In an interview, Sidaris told Los Angeles magazine, "Once you've seen one huddle you've seen them all. … So you either look at the popcorn, the guys, or the ladies. The choice is clear to me." Sports Illustrated wrote in 1974 that Sidaris "holds strong views about the looks of the girls he has seen around the country." Among those views, as told to the San Diego Union: The "girls [in Buffalo] looked like plant foremen," those in Wisconsin "get their hairdo hints from Field & Stream," and there's a likely "shortage of hairbrushes at Stanford." At Alabama, by contrast, "only your real football fan takes his eyes off the cheerleaders." Also, a geography tip: The "normal cutoff line for beautiful California girls is Bakersfield."
While ESPN apologized for Musburger's lasciviousness in 2013, saying it "went too far," Sidaris's professional-grade leering seems to have gone unremarked upon except on the Sports Illustrated letters page. Point: "We at Stanford feel that a belief in human equality with respect to social, political, and economic rights should be a more highly regarded standard of beauty than a transient pretty smile or other commonly preferred superficial characteristics." Counterpoint: "As frustrated Stanford males, my roommate and I can fully identify with Andy Sidaris's opinion concerning Stanford women. … And please don't send hairbrushes; you wouldn't try to overhaul an automobile engine with only a screwdriver."
Sidaris, who reportedly choreographed the famous football scene in MASH, eventually left sports television and found his true calling: directing B-movies starring buxom centerfolds-turned-actresses. Here's how Joe Bob Briggs described a 1990 entry in Sidaris's oeuvre: "Guns, featuring six Playmates, including three-time 'Breast Actress' winner Dona Speir, flops onto the screen this week with Erik Estrada as the evil South American drug smuggler who is trying to get Dona to Las Vegas, lure her out of her sequined plunging-neckline party dress and execute her in a casino showroom." (If you're in the market for more such gems, you can buy the Girls, Guns, and G-Strings 12 DVD set for $9.98 on AndySidaris.com.)

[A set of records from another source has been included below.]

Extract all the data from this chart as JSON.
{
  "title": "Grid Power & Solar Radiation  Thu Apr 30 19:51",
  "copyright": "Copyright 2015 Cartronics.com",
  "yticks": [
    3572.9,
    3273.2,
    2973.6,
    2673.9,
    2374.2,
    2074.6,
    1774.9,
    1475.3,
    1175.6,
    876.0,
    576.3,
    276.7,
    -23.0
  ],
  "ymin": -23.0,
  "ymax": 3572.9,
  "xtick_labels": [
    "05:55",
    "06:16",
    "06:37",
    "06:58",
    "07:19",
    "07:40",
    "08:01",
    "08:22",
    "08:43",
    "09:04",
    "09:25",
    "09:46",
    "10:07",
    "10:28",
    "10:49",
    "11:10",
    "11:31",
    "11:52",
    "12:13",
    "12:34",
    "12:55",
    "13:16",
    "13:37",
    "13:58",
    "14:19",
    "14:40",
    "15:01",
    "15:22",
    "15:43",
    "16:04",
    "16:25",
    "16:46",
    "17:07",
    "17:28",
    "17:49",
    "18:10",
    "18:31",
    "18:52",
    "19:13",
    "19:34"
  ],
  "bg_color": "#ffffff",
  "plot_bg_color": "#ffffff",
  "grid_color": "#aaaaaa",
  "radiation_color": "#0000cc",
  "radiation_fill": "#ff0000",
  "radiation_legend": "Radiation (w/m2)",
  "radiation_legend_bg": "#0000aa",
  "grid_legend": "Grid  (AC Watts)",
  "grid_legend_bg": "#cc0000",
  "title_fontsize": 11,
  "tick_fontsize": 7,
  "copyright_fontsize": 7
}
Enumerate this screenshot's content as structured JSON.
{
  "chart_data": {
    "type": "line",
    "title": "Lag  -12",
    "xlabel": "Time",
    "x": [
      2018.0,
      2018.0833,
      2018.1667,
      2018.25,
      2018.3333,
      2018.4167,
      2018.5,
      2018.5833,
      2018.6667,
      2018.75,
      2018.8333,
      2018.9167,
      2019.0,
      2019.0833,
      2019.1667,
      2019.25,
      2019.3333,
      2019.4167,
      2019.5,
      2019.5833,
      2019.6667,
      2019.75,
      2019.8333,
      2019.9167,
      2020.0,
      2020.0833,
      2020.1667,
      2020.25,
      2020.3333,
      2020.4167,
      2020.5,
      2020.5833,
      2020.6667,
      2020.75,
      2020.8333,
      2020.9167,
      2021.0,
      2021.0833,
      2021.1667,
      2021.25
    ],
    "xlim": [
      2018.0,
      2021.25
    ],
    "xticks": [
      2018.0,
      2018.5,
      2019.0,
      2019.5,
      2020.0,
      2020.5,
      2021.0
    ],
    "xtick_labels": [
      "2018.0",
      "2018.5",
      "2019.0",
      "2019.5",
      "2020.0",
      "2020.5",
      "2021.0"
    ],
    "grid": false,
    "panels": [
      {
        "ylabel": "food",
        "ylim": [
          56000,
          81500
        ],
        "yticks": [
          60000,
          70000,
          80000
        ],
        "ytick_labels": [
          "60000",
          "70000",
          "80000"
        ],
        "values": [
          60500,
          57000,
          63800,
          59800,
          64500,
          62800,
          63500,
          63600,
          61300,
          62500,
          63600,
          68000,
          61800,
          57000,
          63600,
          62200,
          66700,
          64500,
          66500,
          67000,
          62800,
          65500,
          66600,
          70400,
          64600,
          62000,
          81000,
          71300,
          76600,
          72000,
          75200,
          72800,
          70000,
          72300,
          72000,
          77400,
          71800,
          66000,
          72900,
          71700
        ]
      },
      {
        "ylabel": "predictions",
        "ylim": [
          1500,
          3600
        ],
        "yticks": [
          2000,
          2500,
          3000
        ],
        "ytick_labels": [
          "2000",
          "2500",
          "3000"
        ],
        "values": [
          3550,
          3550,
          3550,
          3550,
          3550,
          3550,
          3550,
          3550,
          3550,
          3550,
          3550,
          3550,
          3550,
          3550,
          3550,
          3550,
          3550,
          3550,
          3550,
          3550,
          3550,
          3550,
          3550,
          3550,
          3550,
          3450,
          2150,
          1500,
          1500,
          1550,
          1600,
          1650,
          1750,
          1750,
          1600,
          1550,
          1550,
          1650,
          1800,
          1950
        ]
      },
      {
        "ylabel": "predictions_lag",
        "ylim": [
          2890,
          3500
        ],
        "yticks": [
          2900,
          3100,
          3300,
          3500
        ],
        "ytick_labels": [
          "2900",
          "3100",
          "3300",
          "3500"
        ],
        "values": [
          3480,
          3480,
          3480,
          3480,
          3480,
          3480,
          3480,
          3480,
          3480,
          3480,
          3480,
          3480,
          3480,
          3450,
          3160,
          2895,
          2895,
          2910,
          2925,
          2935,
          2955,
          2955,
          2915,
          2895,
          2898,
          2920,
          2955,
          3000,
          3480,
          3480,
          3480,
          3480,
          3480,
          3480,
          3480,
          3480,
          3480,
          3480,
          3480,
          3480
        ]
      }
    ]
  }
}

For the sports television innovator, the action on the field turned out to be expendable. "After three million kickoffs, every game is not the end of the world," the director explained to the Chicago Sun-Times in 1998. The field of play ultimately imposed unwelcome restrictions on Sidaris's hypertrophied id. In a college football game or a World Cup match, scantily clad women can only be the sideshow. In Sidaris's movies, they were the main event, and "the best television director that ever lived" could even get them to disrobe.
Josh Levin is the executive editor of Slate.